ACC commissioner Jim Phillips says he is aware of the narrative on the conference. It has been an unavoidable part of the news cycle during the off-season. Not much of it has been good. More of it has been unanswered questions. And the brunt of it has been about the ACC’s financial morass.
Phillips hosted the press conference to open ACC football media days in Charlotte, NC. The conference is assembling all 14 teams over three days, with coaches and three players per team. But the Q&A with Phillips was one of the most anticipated parts of the week, because of that news-making off-season.
Family Disharmony Repaired?
The ACC, because of its seemingly never-ending Grant of Rights media deal, is falling far behind the Big 10 and the SEC when it comes to TV revenue for its member schools. That gap widens as the Big 10 enters a new TV contract that will get its schools upwards of $70 million per year. That is double what the ACC schools will get.
Florida State and Clemson athletic directors were very vocal about their displeasure. It came to a head when all the conference schools met in the Spring in Amelia Island, Florida. The result was a plan to end even distribution of post-season revenue. Play in a bowl game and you will get the disproportionate share of the revenue from that game. Balanced revenue sharing will come to an end. It quieted the dismay, for now. But it shifts a few million dollars here and there. It does not get any of the schools close to SEC and Big 10 revenue.
“Instead of trying to get to a number, try to bridge it as far as you can,” Philips said Tuesday. He added, “All of our schools are incentivized to make sure that we have as healthy of a financial portfolio as we possibly can.” Translation…the more schools who make the postseason, the more financial harmony he expects throughout the conference with the newly dubbed, Success Incentive Initiative.
Phillips said the meetings in Amelia Island were uncomfortable. Two of the premier football programs in the conference going public with their financial dissatisfaction will do that to a vibe. He said that because of the blunt conversations, there are now weekly meetings with the conference’s board of directors/school administrators.
Agreement Over NIL
For whatever band-aid needed to be applied to those issues, it pales in comparison to what Phillips considers a gaping wound….state legislatures making up their own NIL laws for college athletes. Phillips joined his fellow Power 5 commissioners in decrying the current NIL environment. In recent weeks, it was the Big 12’s Brett Yormark, the SEC’s Greg Sankey, and the Pac-12’s George Kliavkoff at their respective conference’s annual media events. Tony Petitti of the Big 10 is on deck for later this week.

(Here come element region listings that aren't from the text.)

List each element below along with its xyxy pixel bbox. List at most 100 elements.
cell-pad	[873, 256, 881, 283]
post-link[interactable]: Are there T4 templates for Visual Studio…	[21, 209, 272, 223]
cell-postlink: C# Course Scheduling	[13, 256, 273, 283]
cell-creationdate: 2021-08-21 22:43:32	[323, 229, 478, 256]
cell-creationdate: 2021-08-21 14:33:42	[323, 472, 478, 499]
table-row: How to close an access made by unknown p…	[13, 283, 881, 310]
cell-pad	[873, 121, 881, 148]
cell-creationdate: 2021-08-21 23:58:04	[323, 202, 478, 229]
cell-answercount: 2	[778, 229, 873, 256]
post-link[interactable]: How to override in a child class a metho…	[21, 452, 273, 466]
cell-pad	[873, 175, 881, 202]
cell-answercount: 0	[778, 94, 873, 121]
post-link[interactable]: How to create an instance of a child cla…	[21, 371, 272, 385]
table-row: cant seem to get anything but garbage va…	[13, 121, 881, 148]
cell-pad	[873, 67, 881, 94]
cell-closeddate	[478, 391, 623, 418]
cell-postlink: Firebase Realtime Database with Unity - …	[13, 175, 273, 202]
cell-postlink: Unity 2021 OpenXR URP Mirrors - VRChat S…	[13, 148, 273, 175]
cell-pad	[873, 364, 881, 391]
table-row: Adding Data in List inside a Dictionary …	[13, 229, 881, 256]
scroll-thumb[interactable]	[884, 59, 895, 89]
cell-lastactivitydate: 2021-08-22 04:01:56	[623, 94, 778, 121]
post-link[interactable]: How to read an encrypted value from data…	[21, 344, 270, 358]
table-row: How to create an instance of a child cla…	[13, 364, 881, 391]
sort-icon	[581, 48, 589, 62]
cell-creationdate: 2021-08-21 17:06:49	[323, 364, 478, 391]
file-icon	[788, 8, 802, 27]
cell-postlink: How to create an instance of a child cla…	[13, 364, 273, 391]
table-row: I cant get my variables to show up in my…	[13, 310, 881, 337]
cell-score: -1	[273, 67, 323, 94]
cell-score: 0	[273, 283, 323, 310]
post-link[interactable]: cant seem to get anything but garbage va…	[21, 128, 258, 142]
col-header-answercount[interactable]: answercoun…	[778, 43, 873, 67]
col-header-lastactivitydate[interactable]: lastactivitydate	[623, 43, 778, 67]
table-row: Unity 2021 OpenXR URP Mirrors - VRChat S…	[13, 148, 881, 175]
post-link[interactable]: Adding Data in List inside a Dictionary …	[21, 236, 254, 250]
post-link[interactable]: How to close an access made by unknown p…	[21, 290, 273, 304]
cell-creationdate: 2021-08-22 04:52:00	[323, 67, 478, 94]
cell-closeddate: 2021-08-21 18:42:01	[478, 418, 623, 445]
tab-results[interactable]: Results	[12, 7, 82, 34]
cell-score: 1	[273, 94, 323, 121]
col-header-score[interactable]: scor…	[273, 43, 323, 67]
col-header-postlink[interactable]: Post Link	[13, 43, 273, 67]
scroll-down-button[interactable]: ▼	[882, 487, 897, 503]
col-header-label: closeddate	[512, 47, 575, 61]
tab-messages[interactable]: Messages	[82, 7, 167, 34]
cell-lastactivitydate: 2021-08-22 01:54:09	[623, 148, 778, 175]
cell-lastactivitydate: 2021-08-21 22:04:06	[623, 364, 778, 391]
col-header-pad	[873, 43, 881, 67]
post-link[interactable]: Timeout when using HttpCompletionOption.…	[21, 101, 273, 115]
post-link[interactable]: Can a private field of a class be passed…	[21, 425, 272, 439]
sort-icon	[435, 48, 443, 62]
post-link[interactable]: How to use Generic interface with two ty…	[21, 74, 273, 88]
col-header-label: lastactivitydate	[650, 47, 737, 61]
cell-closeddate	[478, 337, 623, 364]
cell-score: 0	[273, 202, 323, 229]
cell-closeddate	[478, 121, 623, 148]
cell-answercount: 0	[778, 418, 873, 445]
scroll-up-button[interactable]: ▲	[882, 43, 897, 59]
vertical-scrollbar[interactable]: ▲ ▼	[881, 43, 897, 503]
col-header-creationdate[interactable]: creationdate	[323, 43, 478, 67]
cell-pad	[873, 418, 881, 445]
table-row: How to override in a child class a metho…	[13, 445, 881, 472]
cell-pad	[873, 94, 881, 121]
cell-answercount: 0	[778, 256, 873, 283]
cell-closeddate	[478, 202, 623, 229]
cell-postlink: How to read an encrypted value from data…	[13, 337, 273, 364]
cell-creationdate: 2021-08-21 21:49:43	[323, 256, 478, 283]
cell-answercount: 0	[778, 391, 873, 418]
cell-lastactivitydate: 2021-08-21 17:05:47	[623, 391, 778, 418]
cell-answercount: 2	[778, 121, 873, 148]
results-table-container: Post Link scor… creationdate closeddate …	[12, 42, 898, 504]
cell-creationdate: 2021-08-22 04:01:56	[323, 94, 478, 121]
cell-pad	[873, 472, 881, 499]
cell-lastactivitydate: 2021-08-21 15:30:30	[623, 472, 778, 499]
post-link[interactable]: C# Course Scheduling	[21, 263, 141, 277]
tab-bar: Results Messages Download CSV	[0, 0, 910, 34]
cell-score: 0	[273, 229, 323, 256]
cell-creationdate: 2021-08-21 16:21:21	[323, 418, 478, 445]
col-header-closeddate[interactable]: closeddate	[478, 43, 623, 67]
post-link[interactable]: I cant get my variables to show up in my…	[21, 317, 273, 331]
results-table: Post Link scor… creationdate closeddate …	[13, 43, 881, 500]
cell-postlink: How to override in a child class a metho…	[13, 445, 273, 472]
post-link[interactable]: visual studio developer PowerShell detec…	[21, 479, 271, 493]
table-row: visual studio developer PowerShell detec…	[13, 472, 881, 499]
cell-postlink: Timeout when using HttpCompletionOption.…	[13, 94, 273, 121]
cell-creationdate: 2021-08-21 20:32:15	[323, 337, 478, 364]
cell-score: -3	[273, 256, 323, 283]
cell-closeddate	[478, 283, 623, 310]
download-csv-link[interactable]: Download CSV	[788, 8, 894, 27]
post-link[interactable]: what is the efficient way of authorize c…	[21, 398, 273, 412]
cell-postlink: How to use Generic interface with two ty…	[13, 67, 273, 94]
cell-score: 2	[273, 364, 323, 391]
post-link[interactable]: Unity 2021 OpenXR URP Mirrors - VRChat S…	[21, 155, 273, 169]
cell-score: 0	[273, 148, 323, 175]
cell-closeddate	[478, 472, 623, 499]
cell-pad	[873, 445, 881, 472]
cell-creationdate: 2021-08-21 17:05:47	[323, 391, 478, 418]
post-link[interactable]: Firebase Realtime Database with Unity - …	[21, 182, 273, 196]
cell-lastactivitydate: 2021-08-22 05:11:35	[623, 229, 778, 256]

The specific issue was addressed on Tuesday by Phillips but discussed universally across the conferences in recent weeks. It is not athletes making money through NIL, but the wave of state laws allowing their schools to ignore NCAA rules on the issue. Thirteen of the conference’s 14 schools are in states where NIL laws are in existence, (Massachusetts does not have one for Boston College).
“I think here is where Name, Image, and Likeness is off the track,” Phillips said. “Where it’s really difficult is these disproportionate state-by-state rules and legislation.” Currently, 38 states have passed legislation that mandates that their schools abide by their laws even if in opposition to the NCAA. “If you look at the NCAA and the history of it, we’ve kind of all raised our right hand and indicated, ‘Hey, we’ll follow these rules, even if we don’t like off of them, we’ll follow them.’ But the current NIL legislation is so disproportionate about what you can do in one state versus another state.”
Looking To The Federal Government
Phillips said he has spent as much in Washington D.C. as anywhere else recently. NCAA president Charlie Baker has been actively courting federal lawmakers to take over the issue from the states. Phillips echoed the desire of his fellow commissioners in the desire to have federal guidance over the issue. “I say this, that when you have inter and intrastate competition, you want fairness and everybody playing with the same type of rules. That’s why Washington D.C. and Congress have been very important.”
Phillips said an important issue for him within the bigger umbrella is a program for the certification of NIL agents. One does not currently exist. And few of the newly passed state bills mandate that agents representing athletes be certified by a governing body as they are in pro sports.
To this date, there has been no school investigated by its own state government for a violation of the legislature’s rules. Phillips said he does not expect anything from the NCAA in that capacity either. “At the end of the day, I think we have paralyzed the enforcement staff, not intentionally, but with state NIL laws.” A deep read of any of the state laws will bear out that their entire intention is in fact to paralyze the NCAA from investigating their universities.
Phillips said progress has been made on the federal side, although he had no specifics beyond legislative drafts that are already public. He labeled himself “cautiously optimistic.” But he also acknowledged that the schools within the conference are working on what he called a “Plan B” in the event there is no federal rescue coming. He gave no details on what a Plan B would look like.